Marshall Allen follows up on a UMC breach and shows how HITECH’s 60-day notification deadline is being used by the hospital to its fullest:
Kathy Silver, CEO of University Medical Center, learned three weeks ago that names, birth dates and Social Security numbers for at least 21 patients were leaked from the hospital — a crime being investigated by the FBI.
But the hospital still has not disclosed the breach to the patients, Silver told a committee of legislators Wednesday. She spoke as if this was not a problem. The law allows 60 days from the time UMC learns of a security breach to inform patients, she said.
One victim says that is too long to wait to tell patients they may be at risk of identity theft.
The hospital should have disclosed the breach immediately, said a 40-year-old UMC patient whose personal information — the kind that can be used for identity theft — was leaked. The man, who went to the public hospital Nov. 1 after a motorcycle accident, learned his privacy had been breached only when a Las Vegas Sun reporter told him Wednesday afternoon.

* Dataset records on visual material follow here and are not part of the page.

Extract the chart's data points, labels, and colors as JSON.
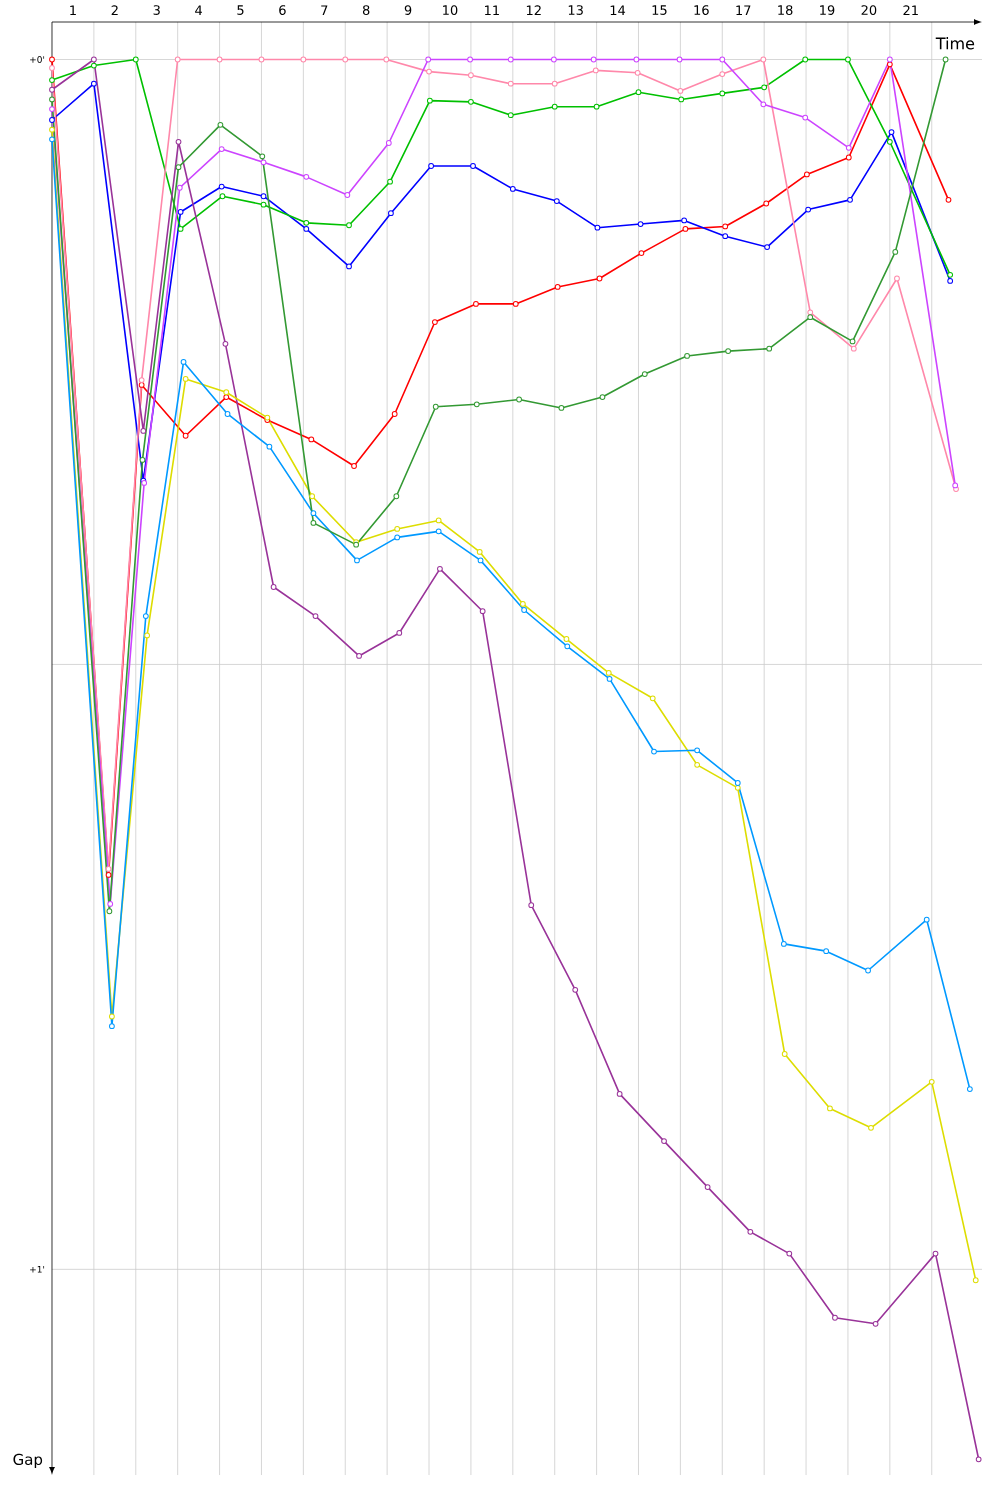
{
  "chart_data": {
    "type": "line",
    "xlabel": "Time",
    "ylabel": "Gap",
    "xlim": [
      0.5,
      22.7
    ],
    "ylim": [
      1.17,
      -0.031
    ],
    "xticks": [
      1,
      {
        "value": 1.5,
        "label": null
      },
      2,
      {
        "value": 2.5,
        "label": null
      },
      3,
      {
        "value": 3.5,
        "label": null
      },
      4,
      {
        "value": 4.5,
        "label": null
      },
      5,
      {
        "value": 5.5,
        "label": null
      },
      6,
      {
        "value": 6.5,
        "label": null
      },
      7,
      {
        "value": 7.5,
        "label": null
      },
      8,
      {
        "value": 8.5,
        "label": null
      },
      9,
      {
        "value": 9.5,
        "label": null
      },
      10,
      {
        "value": 10.5,
        "label": null
      },
      11,
      {
        "value": 11.5,
        "label": null
      },
      12,
      {
        "value": 12.5,
        "label": null
      },
      13,
      {
        "value": 13.5,
        "label": null
      },
      14,
      {
        "value": 14.5,
        "label": null
      },
      15,
      {
        "value": 15.5,
        "label": null
      },
      16,
      {
        "value": 16.5,
        "label": null
      },
      17,
      {
        "value": 17.5,
        "label": null
      },
      18,
      {
        "value": 18.5,
        "label": null
      },
      19,
      {
        "value": 19.5,
        "label": null
      },
      20,
      {
        "value": 20.5,
        "label": null
      },
      21,
      {
        "value": 21.5,
        "label": null
      }
    ],
    "yticks": [
      {
        "value": 0,
        "label": "+0'"
      },
      {
        "value": 0.5,
        "label": null
      },
      {
        "value": 1,
        "label": "+1'"
      }
    ],
    "grid": true,
    "marker": "circle",
    "line_style": "solid",
    "series": [
      {
        "color": "#ff0000",
        "x": [
          0.5,
          1.85,
          2.64,
          3.69,
          4.66,
          5.64,
          6.69,
          7.71,
          8.68,
          9.64,
          10.62,
          11.57,
          12.57,
          13.57,
          14.57,
          15.62,
          16.57,
          17.55,
          18.52,
          19.52,
          20.5,
          21.9
        ],
        "values": [
          0,
          0.674,
          0.269,
          0.311,
          0.279,
          0.298,
          0.314,
          0.336,
          0.293,
          0.217,
          0.202,
          0.202,
          0.188,
          0.181,
          0.16,
          0.14,
          0.138,
          0.119,
          0.095,
          0.081,
          0.004,
          0.116
        ]
      },
      {
        "color": "#0000ff",
        "x": [
          0.5,
          1.5,
          2.68,
          3.57,
          4.55,
          5.55,
          6.57,
          7.59,
          8.59,
          9.55,
          10.55,
          11.5,
          12.55,
          13.52,
          14.55,
          15.59,
          16.57,
          17.57,
          18.55,
          19.55,
          20.54,
          21.94
        ],
        "values": [
          0.05,
          0.02,
          0.348,
          0.126,
          0.105,
          0.113,
          0.14,
          0.171,
          0.127,
          0.088,
          0.088,
          0.107,
          0.117,
          0.139,
          0.136,
          0.133,
          0.146,
          0.155,
          0.124,
          0.116,
          0.06,
          0.183
        ]
      },
      {
        "color": "#00c000",
        "x": [
          0.5,
          1.5,
          2.5,
          3.57,
          4.57,
          5.55,
          6.57,
          7.59,
          8.57,
          9.52,
          10.5,
          11.45,
          12.5,
          13.5,
          14.5,
          15.52,
          16.5,
          17.5,
          18.48,
          19.5,
          20.5,
          21.94
        ],
        "values": [
          0.017,
          0.005,
          0,
          0.14,
          0.113,
          0.12,
          0.135,
          0.137,
          0.101,
          0.034,
          0.035,
          0.046,
          0.039,
          0.039,
          0.027,
          0.033,
          0.028,
          0.023,
          0,
          0,
          0.068,
          0.178
        ]
      },
      {
        "color": "#ff88aa",
        "x": [
          0.5,
          1.85,
          2.64,
          3.5,
          4.5,
          5.5,
          6.5,
          7.5,
          8.48,
          9.5,
          10.5,
          11.45,
          12.5,
          13.48,
          14.48,
          15.5,
          16.5,
          17.48,
          18.6,
          19.64,
          20.67,
          22.08
        ],
        "values": [
          0.007,
          0.669,
          0.265,
          0,
          0,
          0,
          0,
          0,
          0,
          0.01,
          0.013,
          0.02,
          0.02,
          0.009,
          0.011,
          0.026,
          0.012,
          0,
          0.209,
          0.239,
          0.181,
          0.355
        ]
      },
      {
        "color": "#cc44ff",
        "x": [
          0.5,
          1.89,
          2.7,
          3.55,
          4.55,
          5.55,
          6.57,
          7.55,
          8.54,
          9.48,
          10.48,
          11.45,
          12.48,
          13.43,
          14.45,
          15.48,
          16.5,
          17.48,
          18.48,
          19.52,
          20.5,
          22.06
        ],
        "values": [
          0.041,
          0.698,
          0.35,
          0.106,
          0.074,
          0.085,
          0.097,
          0.112,
          0.069,
          0,
          0,
          0,
          0,
          0,
          0,
          0,
          0,
          0.037,
          0.048,
          0.073,
          0,
          0.352
        ]
      },
      {
        "color": "#993399",
        "x": [
          0.5,
          1.5,
          2.68,
          3.52,
          4.64,
          5.79,
          6.79,
          7.83,
          8.79,
          9.76,
          10.78,
          11.94,
          12.99,
          14.05,
          15.11,
          16.15,
          17.17,
          18.1,
          19.19,
          20.16,
          21.59,
          22.62
        ],
        "values": [
          0.025,
          0,
          0.307,
          0.068,
          0.235,
          0.436,
          0.46,
          0.493,
          0.474,
          0.421,
          0.456,
          0.699,
          0.769,
          0.855,
          0.894,
          0.932,
          0.969,
          0.987,
          1.04,
          1.045,
          0.987,
          1.157
        ]
      },
      {
        "color": "#dddd00",
        "x": [
          0.5,
          1.93,
          2.77,
          3.69,
          4.66,
          5.64,
          6.71,
          7.76,
          8.74,
          9.73,
          10.71,
          11.74,
          12.78,
          13.79,
          14.84,
          15.9,
          16.87,
          17.99,
          19.07,
          20.05,
          21.5,
          22.55
        ],
        "values": [
          0.058,
          0.791,
          0.476,
          0.264,
          0.275,
          0.296,
          0.361,
          0.399,
          0.388,
          0.381,
          0.407,
          0.45,
          0.479,
          0.507,
          0.528,
          0.583,
          0.602,
          0.822,
          0.867,
          0.883,
          0.845,
          1.009
        ]
      },
      {
        "color": "#0099ff",
        "x": [
          0.5,
          1.93,
          2.74,
          3.64,
          4.69,
          5.69,
          6.74,
          7.78,
          8.74,
          9.73,
          10.73,
          11.77,
          12.8,
          13.81,
          14.87,
          15.9,
          16.87,
          17.97,
          18.98,
          19.98,
          21.38,
          22.41
        ],
        "values": [
          0.066,
          0.799,
          0.46,
          0.25,
          0.293,
          0.32,
          0.375,
          0.414,
          0.395,
          0.39,
          0.414,
          0.455,
          0.485,
          0.512,
          0.572,
          0.571,
          0.598,
          0.731,
          0.737,
          0.753,
          0.711,
          0.851
        ]
      },
      {
        "color": "#339933",
        "x": [
          0.5,
          1.87,
          2.66,
          3.52,
          4.52,
          5.52,
          6.74,
          7.76,
          8.72,
          9.66,
          10.64,
          11.65,
          12.66,
          13.64,
          14.65,
          15.66,
          16.64,
          17.62,
          18.6,
          19.61,
          20.63,
          21.83
        ],
        "values": [
          0.033,
          0.704,
          0.331,
          0.089,
          0.054,
          0.08,
          0.383,
          0.401,
          0.361,
          0.287,
          0.285,
          0.281,
          0.288,
          0.279,
          0.26,
          0.245,
          0.241,
          0.239,
          0.213,
          0.233,
          0.159,
          0
        ]
      }
    ]
  }
}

Read more in the Las Vegas Sun.
Reading the news story, I am reminded of the old adage, “Just because you can doesn’t mean you should.”
This highlights the need for legislation regarding breach notification to have both a “floor” (requiring an outside date – like the 60 days in HITECH) and a harm-based aspect to it. In other words, for example, notification needs to occur within a time-frame that does not increase the likelihood of harm to any person but notification must occur no more than 60 days after the breach.
In this case, where the hospital was literally handed copies of patient’s sheets of info, it would not seem to require 60 days to send a letter to those whom they know about. Silver’s reported casualness or lack of concern for rapid notification does not inspire my respect.
If an insider is selling info, there’s a reasonably decent likelihood that it *will* be misused. In this case, if the misuse is contact/ambulance-chasing or something similar, one might ask whether the “harm” is really significant, but what if the misuse involved fraudulent billing of Medicare/Medicaid or ID theft, etc.?
I agree with you that yes, the 60 days is an outside, but in many cases, depending on the nature of the breach, notification needs to be much sooner. The problem I see with most legislation that includes a harm-risk assessment is that they let the breached entity determine the harm risk.